Segodnya Сегодня
- Type: Daily newspaper
- Owner(s): Jakovs Bramss and Boriss Poļaks
- Founder(s): Jakovs Bramss and Boriss Poļaks
- Founded: 17 August 1919
- Ceased publication: 21 June 1940
- Political alignment: Liberal democratic
- Language: Russian
- Headquarters: Dzirnavu iela 55/57, Riga, Latvia
- Free online archives: periodika.lv

= Segodnya (1919) =

Russian-language newspaper published in Riga, Latvia (1919–1940)

Segodnya (Сегодня, Segodņa) was a Russian-language newspaper published in Riga, Latvia from 1919 to 1940. It was founded and owned by Yakov Brams (Jakovs Brams) and Boris Polyak (Boriss Poļaks).

Its editorial line was liberal and democratic. It had a comparatively well-developed network of foreign correspondents and extensive analysis of European affairs, making it accessible amongst Russian émigrés and was the most significant Russian newspaper with circulation outside the USSR in the 1930s. The newspaper was the most popular daily periodical among the Russian speaking population of Latvia at the time. From 1924 an evening edition, Segodnya Vecherom, was published.

Material was sent to the newspaper from famous Russian writers and poets – Arkady Averchenko, Konstantin Balmont, Ivan Bunin, Alexander Kuprin, Nadezhda Teffi and Ivan Shmelev. In the words of a researcher of the Russian press, Yury Abyzov: 'the newspaper was not émigré, or anti-Bolshevist, or European. It was considered itself Latvian, inasmuch as it catered for the multi-ethnic society of the republic, which had grown in an atmosphere of Russian culture'.

The newspaper was shut down by the Soviet authorities following the occupation and annexation of Latvia by the USSR in 1940 with the last issue being released on 21 June 1940. The editorial board tried to preserve the paper by renaming it to Russkaya Gazeta (Русская газета), but it was closed by the Soviets after its 5th issue on July 2. After the removal of the chief editors and arrests of most of the contributors, the remnants of the paper became the Trudovaya Gazeta (Трудовая газета) from July 4. Ultimately, it also was banned on November 9 and merged into the newly established newspaper Proletarskaya Pravda (Пролетарская правда).

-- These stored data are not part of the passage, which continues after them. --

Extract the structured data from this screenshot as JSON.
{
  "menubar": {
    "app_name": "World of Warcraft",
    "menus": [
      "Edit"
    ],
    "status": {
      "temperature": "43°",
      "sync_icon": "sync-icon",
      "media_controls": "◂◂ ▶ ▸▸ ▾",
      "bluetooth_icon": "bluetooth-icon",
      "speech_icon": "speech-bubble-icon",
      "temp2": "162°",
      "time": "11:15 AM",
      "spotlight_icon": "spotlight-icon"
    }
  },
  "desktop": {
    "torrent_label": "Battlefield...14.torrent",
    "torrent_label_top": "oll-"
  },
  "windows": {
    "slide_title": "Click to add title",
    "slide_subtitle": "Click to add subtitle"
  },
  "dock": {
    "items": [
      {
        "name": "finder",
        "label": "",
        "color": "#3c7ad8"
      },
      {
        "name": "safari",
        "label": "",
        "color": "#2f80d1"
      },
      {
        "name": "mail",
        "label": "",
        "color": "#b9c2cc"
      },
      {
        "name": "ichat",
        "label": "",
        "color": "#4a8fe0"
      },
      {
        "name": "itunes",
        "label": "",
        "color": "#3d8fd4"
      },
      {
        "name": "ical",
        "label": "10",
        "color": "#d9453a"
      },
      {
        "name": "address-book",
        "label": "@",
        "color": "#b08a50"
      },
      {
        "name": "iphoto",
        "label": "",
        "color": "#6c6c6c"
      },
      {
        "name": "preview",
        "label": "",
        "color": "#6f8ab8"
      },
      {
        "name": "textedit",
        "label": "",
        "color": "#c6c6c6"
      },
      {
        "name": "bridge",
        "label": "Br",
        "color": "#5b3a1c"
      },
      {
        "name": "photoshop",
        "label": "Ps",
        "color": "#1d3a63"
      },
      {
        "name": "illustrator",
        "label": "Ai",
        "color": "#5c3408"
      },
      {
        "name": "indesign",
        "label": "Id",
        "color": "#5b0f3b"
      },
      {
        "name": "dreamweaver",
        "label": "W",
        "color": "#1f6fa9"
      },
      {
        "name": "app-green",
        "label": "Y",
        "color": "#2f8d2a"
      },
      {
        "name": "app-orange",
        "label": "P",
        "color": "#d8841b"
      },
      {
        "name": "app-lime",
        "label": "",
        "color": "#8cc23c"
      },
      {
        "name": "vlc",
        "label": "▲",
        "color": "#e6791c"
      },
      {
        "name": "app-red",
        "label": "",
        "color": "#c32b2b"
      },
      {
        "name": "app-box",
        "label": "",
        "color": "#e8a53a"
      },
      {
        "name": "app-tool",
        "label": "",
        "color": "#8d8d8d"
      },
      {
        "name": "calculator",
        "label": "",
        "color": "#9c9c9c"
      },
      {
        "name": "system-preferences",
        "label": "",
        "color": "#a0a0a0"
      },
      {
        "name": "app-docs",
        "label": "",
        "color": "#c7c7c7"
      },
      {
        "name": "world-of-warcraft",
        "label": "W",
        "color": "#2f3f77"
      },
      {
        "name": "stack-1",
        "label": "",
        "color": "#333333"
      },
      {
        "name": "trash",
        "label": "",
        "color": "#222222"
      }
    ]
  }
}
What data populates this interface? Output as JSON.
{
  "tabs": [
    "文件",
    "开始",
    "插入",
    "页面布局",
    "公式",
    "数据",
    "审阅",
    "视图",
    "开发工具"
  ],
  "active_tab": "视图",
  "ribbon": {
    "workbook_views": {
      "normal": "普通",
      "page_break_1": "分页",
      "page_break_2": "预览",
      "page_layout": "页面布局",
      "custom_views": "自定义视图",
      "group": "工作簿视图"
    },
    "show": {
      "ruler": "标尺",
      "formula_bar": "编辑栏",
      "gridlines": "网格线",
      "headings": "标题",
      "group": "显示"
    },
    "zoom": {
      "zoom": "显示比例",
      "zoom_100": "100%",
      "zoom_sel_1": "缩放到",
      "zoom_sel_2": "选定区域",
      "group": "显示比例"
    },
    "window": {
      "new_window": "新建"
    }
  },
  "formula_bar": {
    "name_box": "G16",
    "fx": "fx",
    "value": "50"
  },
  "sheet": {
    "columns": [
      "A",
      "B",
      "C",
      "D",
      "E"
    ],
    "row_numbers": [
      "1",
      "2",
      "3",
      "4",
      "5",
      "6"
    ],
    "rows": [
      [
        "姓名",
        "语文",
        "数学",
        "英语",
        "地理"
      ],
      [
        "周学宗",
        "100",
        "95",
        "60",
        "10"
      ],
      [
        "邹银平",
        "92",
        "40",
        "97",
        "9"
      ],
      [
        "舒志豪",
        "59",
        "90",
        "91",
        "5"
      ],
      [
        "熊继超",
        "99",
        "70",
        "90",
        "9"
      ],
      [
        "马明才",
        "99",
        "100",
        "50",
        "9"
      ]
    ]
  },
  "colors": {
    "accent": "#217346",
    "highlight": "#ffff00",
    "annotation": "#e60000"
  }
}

Due to the paper's editorial line critical of Soviet communism, many people connected with Segodnya were singled out for persecution by the NKVD. Both owners of the paper managed to flee to the United States.

A number of its staff and contributors came from Latvia's Jewish community and were also murdered in the Holocaust during Latvia's occupation by Nazi Germany in 1941–1944, while some perished in the Soviet Gulag (e.g. Grigory Landau).

== Literature ==
- Abyzov, Iuriy (ed.), Gazeta "Segodnia", 1919–1940: rospis. Riga: Latviiskaia natsional'naia biblioteka, 2001. 2 v. ISBN 9984-607-34-8 (ch. 1) ISBN 978-9984-607-34-4 (ch. 1) ISBN 9984-607-36-4 (ch. 2) ISBN 978-9984-607-36-8 (ch. 2)
- Равдин Б., Флейшман Л., Абызов Ю. "Русская печать в Риге: из истории газеты "Сегодня" 1930-х годов", Stanford 1997.